At one point, the mystified Beale wrote, “Richard…. What is that white stuff? It looked like it was going to be yoghurt. It finally dawned on me what it was after staring at it. It was a mixture between the Baaji [bhaji] custard and the Mustard sauce.

“It reminded me of my first week at university. I had overheard that you could make a drink by mixing vodka and refreshers. When I attempted to make the drink in a big bowl it formed a cheese Richard, a cheese.

“That cheese looked a lot like your baaji-mustard,” Beale wrote in his letter, which has been circulated around the world and praised for its pointedness and humour.

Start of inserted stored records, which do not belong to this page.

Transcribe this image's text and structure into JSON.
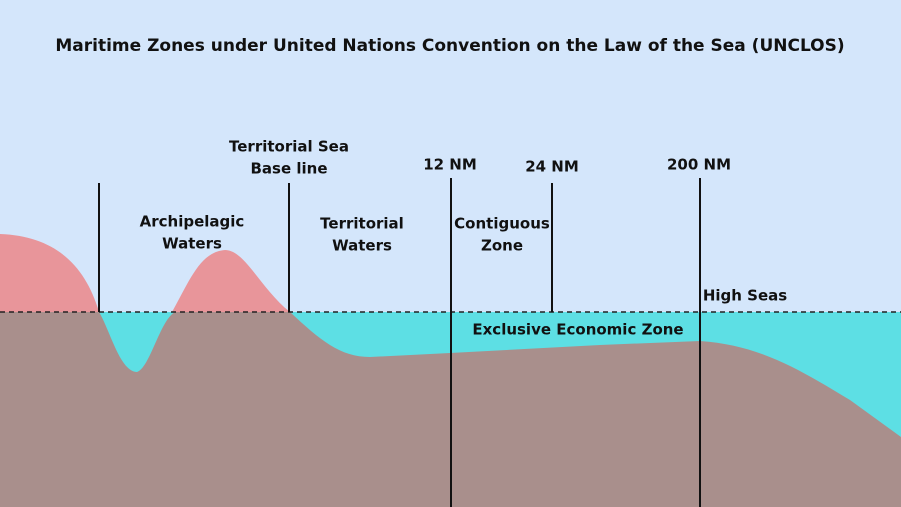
{
  "title": "Maritime Zones under United Nations Convention on the Law of the Sea (UNCLOS)",
  "baseline": {
    "line1": "Territorial Sea",
    "line2": "Base line"
  },
  "markers": {
    "nm12": "12 NM",
    "nm24": "24 NM",
    "nm200": "200 NM"
  },
  "zones": {
    "archipelagic": {
      "line1": "Archipelagic",
      "line2": "Waters"
    },
    "territorial": {
      "line1": "Territorial",
      "line2": "Waters"
    },
    "contiguous": {
      "line1": "Contiguous",
      "line2": "Zone"
    },
    "high_seas": "High Seas",
    "eez": "Exclusive Economic Zone"
  }
}
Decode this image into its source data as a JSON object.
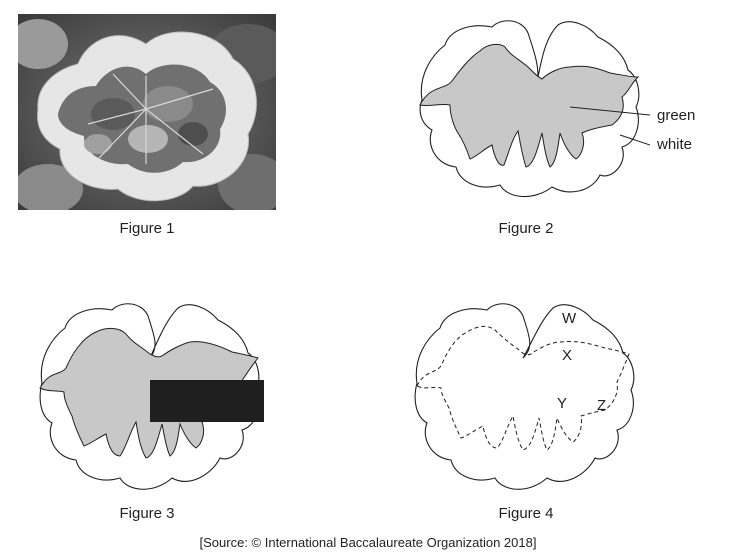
{
  "figures": [
    {
      "caption": "Figure 1"
    },
    {
      "caption": "Figure 2",
      "labels": {
        "green": "green",
        "white": "white"
      }
    },
    {
      "caption": "Figure 3"
    },
    {
      "caption": "Figure 4",
      "labels": {
        "w": "W",
        "x": "X",
        "y": "Y",
        "z": "Z"
      }
    }
  ],
  "source": "[Source: © International Baccalaureate Organization 2018]",
  "colors": {
    "green_region": "#c8c8c8",
    "outline": "#231f20",
    "mask": "#1f1f1f"
  }
}
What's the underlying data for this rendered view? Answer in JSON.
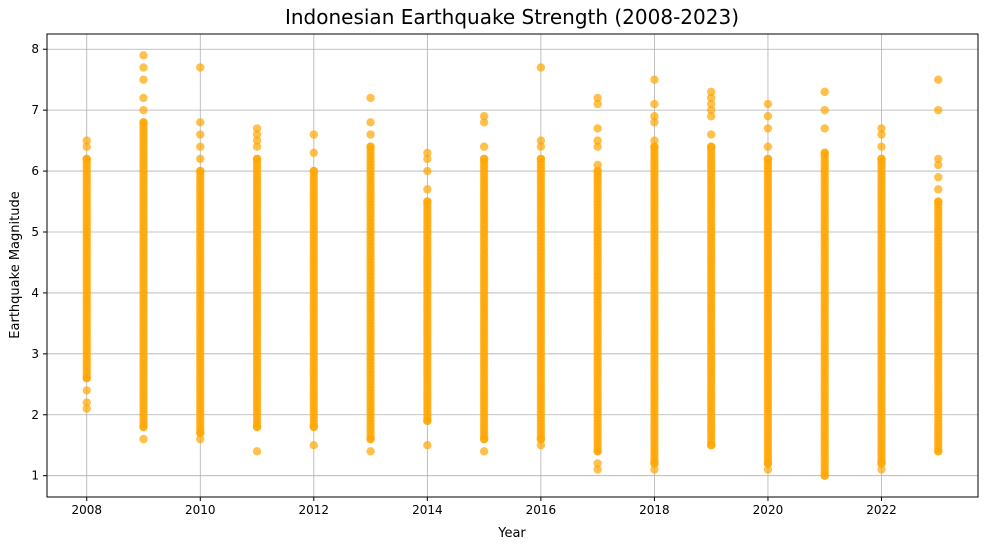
{
  "chart_data": {
    "type": "scatter",
    "title": "Indonesian Earthquake Strength (2008-2023)",
    "xlabel": "Year",
    "ylabel": "Earthquake Magnitude",
    "xlim": [
      2007.3,
      2023.7
    ],
    "ylim": [
      0.65,
      8.25
    ],
    "xticks": [
      2008,
      2010,
      2012,
      2014,
      2016,
      2018,
      2020,
      2022
    ],
    "xtick_labels": [
      "2008",
      "2010",
      "2012",
      "2014",
      "2016",
      "2018",
      "2020",
      "2022"
    ],
    "yticks": [
      1,
      2,
      3,
      4,
      5,
      6,
      7,
      8
    ],
    "ytick_labels": [
      "1",
      "2",
      "3",
      "4",
      "5",
      "6",
      "7",
      "8"
    ],
    "grid": true,
    "marker_color": "#FFA500",
    "series": [
      {
        "values": [
          {
            "x": 2008,
            "range": [
              2.1,
              6.5
            ],
            "outliers": [
              2.1,
              2.2,
              2.4,
              2.6,
              6.2,
              6.4,
              6.5
            ]
          },
          {
            "x": 2009,
            "range": [
              1.6,
              7.9
            ],
            "outliers": [
              1.6,
              1.8,
              6.8,
              7.0,
              7.2,
              7.5,
              7.7,
              7.9
            ]
          },
          {
            "x": 2010,
            "range": [
              1.6,
              7.7
            ],
            "outliers": [
              1.6,
              1.7,
              6.0,
              6.2,
              6.4,
              6.6,
              6.8,
              7.7
            ]
          },
          {
            "x": 2011,
            "range": [
              1.4,
              6.7
            ],
            "outliers": [
              1.4,
              1.8,
              6.2,
              6.4,
              6.5,
              6.6,
              6.7
            ]
          },
          {
            "x": 2012,
            "range": [
              1.5,
              6.6
            ],
            "outliers": [
              1.5,
              1.8,
              6.0,
              6.3,
              6.6
            ]
          },
          {
            "x": 2013,
            "range": [
              1.4,
              7.2
            ],
            "outliers": [
              1.4,
              1.6,
              6.4,
              6.6,
              6.8,
              7.2
            ]
          },
          {
            "x": 2014,
            "range": [
              1.5,
              6.3
            ],
            "outliers": [
              1.5,
              1.9,
              5.5,
              5.7,
              6.0,
              6.2,
              6.3
            ]
          },
          {
            "x": 2015,
            "range": [
              1.4,
              6.9
            ],
            "outliers": [
              1.4,
              1.6,
              6.2,
              6.4,
              6.8,
              6.9
            ]
          },
          {
            "x": 2016,
            "range": [
              1.5,
              7.7
            ],
            "outliers": [
              1.5,
              1.6,
              6.2,
              6.4,
              6.5,
              7.7
            ]
          },
          {
            "x": 2017,
            "range": [
              1.1,
              7.2
            ],
            "outliers": [
              1.1,
              1.2,
              1.4,
              6.0,
              6.1,
              6.4,
              6.5,
              6.7,
              7.1,
              7.2
            ]
          },
          {
            "x": 2018,
            "range": [
              1.1,
              7.5
            ],
            "outliers": [
              1.1,
              1.2,
              6.4,
              6.5,
              6.8,
              6.9,
              7.1,
              7.5
            ]
          },
          {
            "x": 2019,
            "range": [
              1.5,
              7.3
            ],
            "outliers": [
              1.5,
              6.4,
              6.6,
              6.9,
              7.0,
              7.1,
              7.2,
              7.3
            ]
          },
          {
            "x": 2020,
            "range": [
              1.1,
              7.1
            ],
            "outliers": [
              1.1,
              1.2,
              6.2,
              6.4,
              6.7,
              6.9,
              7.1
            ]
          },
          {
            "x": 2021,
            "range": [
              1.0,
              7.3
            ],
            "outliers": [
              1.0,
              6.3,
              6.7,
              7.0,
              7.3
            ]
          },
          {
            "x": 2022,
            "range": [
              1.1,
              6.7
            ],
            "outliers": [
              1.1,
              1.2,
              6.2,
              6.4,
              6.6,
              6.7
            ]
          },
          {
            "x": 2023,
            "range": [
              1.4,
              7.5
            ],
            "outliers": [
              1.4,
              5.5,
              5.7,
              5.9,
              6.1,
              6.2,
              7.0,
              7.5
            ]
          }
        ]
      }
    ]
  }
}
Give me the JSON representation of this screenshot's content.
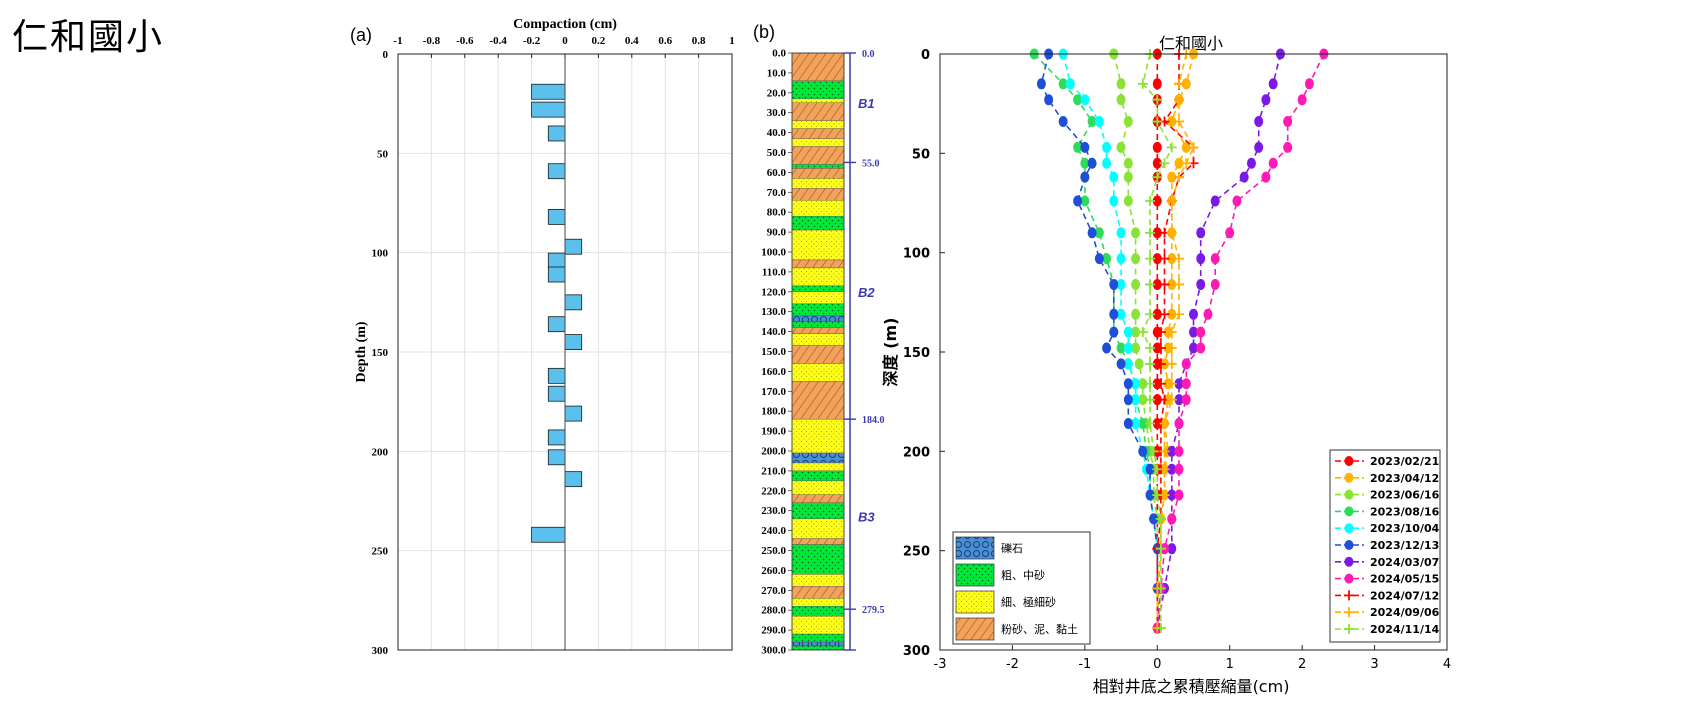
{
  "page_title": "仁和國小",
  "colors": {
    "bar_fill": "#5bc0eb",
    "gravel": "#4a8fd4",
    "coarse_sand": "#00e83a",
    "fine_sand": "#ffff1a",
    "silt_clay": "#f2a25a",
    "boundary": "#3b3bb0"
  },
  "chart_data": [
    {
      "id": "a",
      "panel_label": "(a)",
      "type": "bar",
      "orientation": "horizontal",
      "title": "Compaction (cm)",
      "xlabel": "Compaction (cm)",
      "ylabel": "Depth (m)",
      "xlim": [
        -1,
        1
      ],
      "ylim": [
        0,
        300
      ],
      "xticks": [
        "-1",
        "-0.8",
        "-0.6",
        "-0.4",
        "-0.2",
        "0",
        "0.2",
        "0.4",
        "0.6",
        "0.8",
        "1"
      ],
      "yticks": [
        "0",
        "50",
        "100",
        "150",
        "200",
        "250",
        "300"
      ],
      "grid": true,
      "bars": [
        {
          "depth": 19,
          "value": -0.2
        },
        {
          "depth": 28,
          "value": -0.2
        },
        {
          "depth": 40,
          "value": -0.1
        },
        {
          "depth": 59,
          "value": -0.1
        },
        {
          "depth": 82,
          "value": -0.1
        },
        {
          "depth": 97,
          "value": 0.1
        },
        {
          "depth": 104,
          "value": -0.1
        },
        {
          "depth": 111,
          "value": -0.1
        },
        {
          "depth": 125,
          "value": 0.1
        },
        {
          "depth": 136,
          "value": -0.1
        },
        {
          "depth": 145,
          "value": 0.1
        },
        {
          "depth": 162,
          "value": -0.1
        },
        {
          "depth": 171,
          "value": -0.1
        },
        {
          "depth": 181,
          "value": 0.1
        },
        {
          "depth": 193,
          "value": -0.1
        },
        {
          "depth": 203,
          "value": -0.1
        },
        {
          "depth": 214,
          "value": 0.1
        },
        {
          "depth": 242,
          "value": -0.2
        }
      ]
    },
    {
      "id": "b",
      "panel_label": "(b)",
      "type": "table",
      "description": "borehole lithology column",
      "depth_range": [
        0,
        300
      ],
      "depth_ticks": [
        "0.0",
        "10.0",
        "20.0",
        "30.0",
        "40.0",
        "50.0",
        "60.0",
        "70.0",
        "80.0",
        "90.0",
        "100.0",
        "110.0",
        "120.0",
        "130.0",
        "140.0",
        "150.0",
        "160.0",
        "170.0",
        "180.0",
        "190.0",
        "200.0",
        "210.0",
        "220.0",
        "230.0",
        "240.0",
        "250.0",
        "260.0",
        "270.0",
        "280.0",
        "290.0",
        "300.0"
      ],
      "boundaries": [
        {
          "depth": 0,
          "label": "0.0"
        },
        {
          "depth": 55,
          "label": "55.0"
        },
        {
          "depth": 184,
          "label": "184.0"
        },
        {
          "depth": 279.5,
          "label": "279.5"
        },
        {
          "depth": 300,
          "label": ""
        }
      ],
      "units": [
        {
          "label": "B1",
          "depth": 25
        },
        {
          "label": "B2",
          "depth": 120
        },
        {
          "label": "B3",
          "depth": 233
        }
      ],
      "layers": [
        {
          "top": 0,
          "bottom": 14,
          "type": "silt_clay"
        },
        {
          "top": 14,
          "bottom": 23,
          "type": "coarse_sand"
        },
        {
          "top": 23,
          "bottom": 25,
          "type": "fine_sand"
        },
        {
          "top": 25,
          "bottom": 34,
          "type": "silt_clay"
        },
        {
          "top": 34,
          "bottom": 38,
          "type": "fine_sand"
        },
        {
          "top": 38,
          "bottom": 43,
          "type": "silt_clay"
        },
        {
          "top": 43,
          "bottom": 47,
          "type": "fine_sand"
        },
        {
          "top": 47,
          "bottom": 56,
          "type": "silt_clay"
        },
        {
          "top": 56,
          "bottom": 58,
          "type": "coarse_sand"
        },
        {
          "top": 58,
          "bottom": 63,
          "type": "silt_clay"
        },
        {
          "top": 63,
          "bottom": 68,
          "type": "fine_sand"
        },
        {
          "top": 68,
          "bottom": 74,
          "type": "silt_clay"
        },
        {
          "top": 74,
          "bottom": 82,
          "type": "fine_sand"
        },
        {
          "top": 82,
          "bottom": 89,
          "type": "coarse_sand"
        },
        {
          "top": 89,
          "bottom": 104,
          "type": "fine_sand"
        },
        {
          "top": 104,
          "bottom": 108,
          "type": "silt_clay"
        },
        {
          "top": 108,
          "bottom": 117,
          "type": "fine_sand"
        },
        {
          "top": 117,
          "bottom": 120,
          "type": "coarse_sand"
        },
        {
          "top": 120,
          "bottom": 126,
          "type": "fine_sand"
        },
        {
          "top": 126,
          "bottom": 132,
          "type": "coarse_sand"
        },
        {
          "top": 132,
          "bottom": 135,
          "type": "gravel"
        },
        {
          "top": 135,
          "bottom": 138,
          "type": "coarse_sand"
        },
        {
          "top": 138,
          "bottom": 141,
          "type": "silt_clay"
        },
        {
          "top": 141,
          "bottom": 147,
          "type": "fine_sand"
        },
        {
          "top": 147,
          "bottom": 156,
          "type": "silt_clay"
        },
        {
          "top": 156,
          "bottom": 165,
          "type": "fine_sand"
        },
        {
          "top": 165,
          "bottom": 184,
          "type": "silt_clay"
        },
        {
          "top": 184,
          "bottom": 201,
          "type": "fine_sand"
        },
        {
          "top": 201,
          "bottom": 206,
          "type": "gravel"
        },
        {
          "top": 206,
          "bottom": 210,
          "type": "fine_sand"
        },
        {
          "top": 210,
          "bottom": 215,
          "type": "coarse_sand"
        },
        {
          "top": 215,
          "bottom": 222,
          "type": "fine_sand"
        },
        {
          "top": 222,
          "bottom": 226,
          "type": "silt_clay"
        },
        {
          "top": 226,
          "bottom": 234,
          "type": "coarse_sand"
        },
        {
          "top": 234,
          "bottom": 244,
          "type": "fine_sand"
        },
        {
          "top": 244,
          "bottom": 247,
          "type": "silt_clay"
        },
        {
          "top": 247,
          "bottom": 262,
          "type": "coarse_sand"
        },
        {
          "top": 262,
          "bottom": 268,
          "type": "fine_sand"
        },
        {
          "top": 268,
          "bottom": 274,
          "type": "silt_clay"
        },
        {
          "top": 274,
          "bottom": 278,
          "type": "fine_sand"
        },
        {
          "top": 278,
          "bottom": 283,
          "type": "coarse_sand"
        },
        {
          "top": 283,
          "bottom": 292,
          "type": "fine_sand"
        },
        {
          "top": 292,
          "bottom": 296,
          "type": "coarse_sand"
        },
        {
          "top": 296,
          "bottom": 298,
          "type": "gravel"
        },
        {
          "top": 298,
          "bottom": 300,
          "type": "coarse_sand"
        }
      ]
    },
    {
      "id": "c",
      "type": "line",
      "title": "仁和國小",
      "xlabel": "相對井底之累積壓縮量(cm)",
      "ylabel": "深度 (m)",
      "xlim": [
        -3,
        4
      ],
      "ylim": [
        0,
        300
      ],
      "xticks": [
        "-3",
        "-2",
        "-1",
        "0",
        "1",
        "2",
        "3",
        "4"
      ],
      "yticks": [
        "0",
        "50",
        "100",
        "150",
        "200",
        "250",
        "300"
      ],
      "depths": [
        0,
        15,
        23,
        34,
        47,
        55,
        62,
        74,
        90,
        103,
        116,
        131,
        140,
        148,
        156,
        166,
        174,
        186,
        200,
        209,
        222,
        234,
        249,
        269,
        289
      ],
      "series": [
        {
          "name": "2023/02/21",
          "color": "#ff0000",
          "marker": "dot",
          "values": [
            0,
            0,
            0,
            0,
            0,
            0,
            0,
            0,
            0,
            0,
            0,
            0,
            0,
            0,
            0,
            0,
            0,
            0,
            0,
            0,
            0,
            0,
            0,
            0,
            0
          ]
        },
        {
          "name": "2023/04/12",
          "color": "#ffb300",
          "marker": "dot",
          "values": [
            0.5,
            0.4,
            0.3,
            0.2,
            0.4,
            0.3,
            0.2,
            0.2,
            0.2,
            0.2,
            0.2,
            0.2,
            0.15,
            0.15,
            0.1,
            0.15,
            0.15,
            0.1,
            0.15,
            0.1,
            0.1,
            0.05,
            0.05,
            0.02,
            0
          ]
        },
        {
          "name": "2023/06/16",
          "color": "#8ae234",
          "marker": "dot",
          "values": [
            -0.6,
            -0.5,
            -0.5,
            -0.4,
            -0.5,
            -0.4,
            -0.4,
            -0.4,
            -0.3,
            -0.3,
            -0.3,
            -0.3,
            -0.3,
            -0.3,
            -0.25,
            -0.2,
            -0.2,
            -0.15,
            -0.1,
            -0.05,
            -0.05,
            0,
            0,
            0,
            0
          ]
        },
        {
          "name": "2023/08/16",
          "color": "#2edc5c",
          "marker": "dot",
          "values": [
            -1.7,
            -1.3,
            -1.1,
            -0.9,
            -1.1,
            -1.0,
            -1.0,
            -1.0,
            -0.8,
            -0.7,
            -0.6,
            -0.6,
            -0.6,
            -0.5,
            -0.4,
            -0.3,
            -0.3,
            -0.2,
            -0.15,
            -0.1,
            -0.1,
            -0.05,
            0,
            0,
            0
          ]
        },
        {
          "name": "2023/10/04",
          "color": "#00ffff",
          "marker": "dot",
          "values": [
            -1.3,
            -1.2,
            -1.0,
            -0.8,
            -0.7,
            -0.7,
            -0.6,
            -0.6,
            -0.5,
            -0.5,
            -0.5,
            -0.5,
            -0.4,
            -0.4,
            -0.4,
            -0.3,
            -0.3,
            -0.3,
            -0.2,
            -0.15,
            -0.1,
            -0.05,
            0,
            0,
            0
          ]
        },
        {
          "name": "2023/12/13",
          "color": "#1f4fd8",
          "marker": "dot",
          "values": [
            -1.5,
            -1.6,
            -1.5,
            -1.3,
            -1.0,
            -0.9,
            -1.0,
            -1.1,
            -0.9,
            -0.8,
            -0.6,
            -0.6,
            -0.6,
            -0.7,
            -0.5,
            -0.4,
            -0.4,
            -0.4,
            -0.2,
            -0.1,
            -0.1,
            -0.05,
            0,
            0,
            0
          ]
        },
        {
          "name": "2024/03/07",
          "color": "#7b19e6",
          "marker": "dot",
          "values": [
            1.7,
            1.6,
            1.5,
            1.4,
            1.4,
            1.3,
            1.2,
            0.8,
            0.6,
            0.6,
            0.6,
            0.5,
            0.5,
            0.5,
            0.4,
            0.3,
            0.3,
            0.3,
            0.2,
            0.2,
            0.2,
            0.2,
            0.2,
            0.1,
            0
          ]
        },
        {
          "name": "2024/05/15",
          "color": "#ff1ab4",
          "marker": "dot",
          "values": [
            2.3,
            2.1,
            2.0,
            1.8,
            1.8,
            1.6,
            1.5,
            1.1,
            1.0,
            0.8,
            0.8,
            0.7,
            0.6,
            0.6,
            0.4,
            0.4,
            0.4,
            0.3,
            0.3,
            0.3,
            0.3,
            0.2,
            0.1,
            0.05,
            0
          ]
        },
        {
          "name": "2024/07/12",
          "color": "#ff0000",
          "marker": "plus",
          "values": [
            0.3,
            0.3,
            0.3,
            0.1,
            0.5,
            0.5,
            0.3,
            0.2,
            0.1,
            0.1,
            0.1,
            0.1,
            0.05,
            0.05,
            0.05,
            0.05,
            0.1,
            0.05,
            0.05,
            0.05,
            0.05,
            0.05,
            0,
            0,
            0
          ]
        },
        {
          "name": "2024/09/06",
          "color": "#ffb300",
          "marker": "plus",
          "values": [
            0.4,
            0.3,
            0.3,
            0.3,
            0.5,
            0.4,
            0.3,
            0.2,
            0.2,
            0.3,
            0.3,
            0.3,
            0.2,
            0.2,
            0.2,
            0.2,
            0.2,
            0.1,
            0.1,
            0.1,
            0.1,
            0.05,
            0.05,
            0,
            0
          ]
        },
        {
          "name": "2024/11/14",
          "color": "#8ae234",
          "marker": "plus",
          "values": [
            -0.1,
            -0.2,
            0,
            0,
            0.2,
            0.1,
            0,
            -0.1,
            -0.1,
            -0.1,
            -0.1,
            -0.1,
            -0.2,
            -0.1,
            -0.1,
            -0.1,
            -0.1,
            -0.1,
            -0.05,
            0,
            0,
            0.05,
            0.05,
            0.05,
            0.05
          ]
        }
      ],
      "lithology_legend": [
        {
          "type": "gravel",
          "label": "礫石"
        },
        {
          "type": "coarse_sand",
          "label": "粗、中砂"
        },
        {
          "type": "fine_sand",
          "label": "細、極細砂"
        },
        {
          "type": "silt_clay",
          "label": "粉砂、泥、黏土"
        }
      ],
      "legend_position": "bottom-right"
    }
  ]
}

The London-based passenger has since received a call from Branson inviting him to come to the airline’s catering house next month to help select the food on future Virgin flights, the Daily Telegraph reported Thursday quoting an airline spokesman.

“While we investigated his complaint seriously, and following Richard Branson’s phone call we’ve invited him to our catering house to select the next range of meals and wines we serve on board,” the Virgin Atlantic spokesman said.

“It is worth noting, though, that the passenger was given the option of a Western-style meal but chose the Indian menu instead. We hope he takes us up on our offer to have his say on what food should be served,” he said.

Virgin Atlantic’s “award-winning food” is very popular on its Indian routes, he added.

Elsewhere in his letter, Beale says, “I know it looks like a baaji but it’s in custard Richard, custard. It must be the pudding. Well you’ll be fascinated to hear that it wasn’t custard. It was a sour gel with a clear oil on top.”

Beale accused the corporation of serving “dessert with peas”, and “two yellow shafts of sponge” in what he described as a “culinary journey of hell”.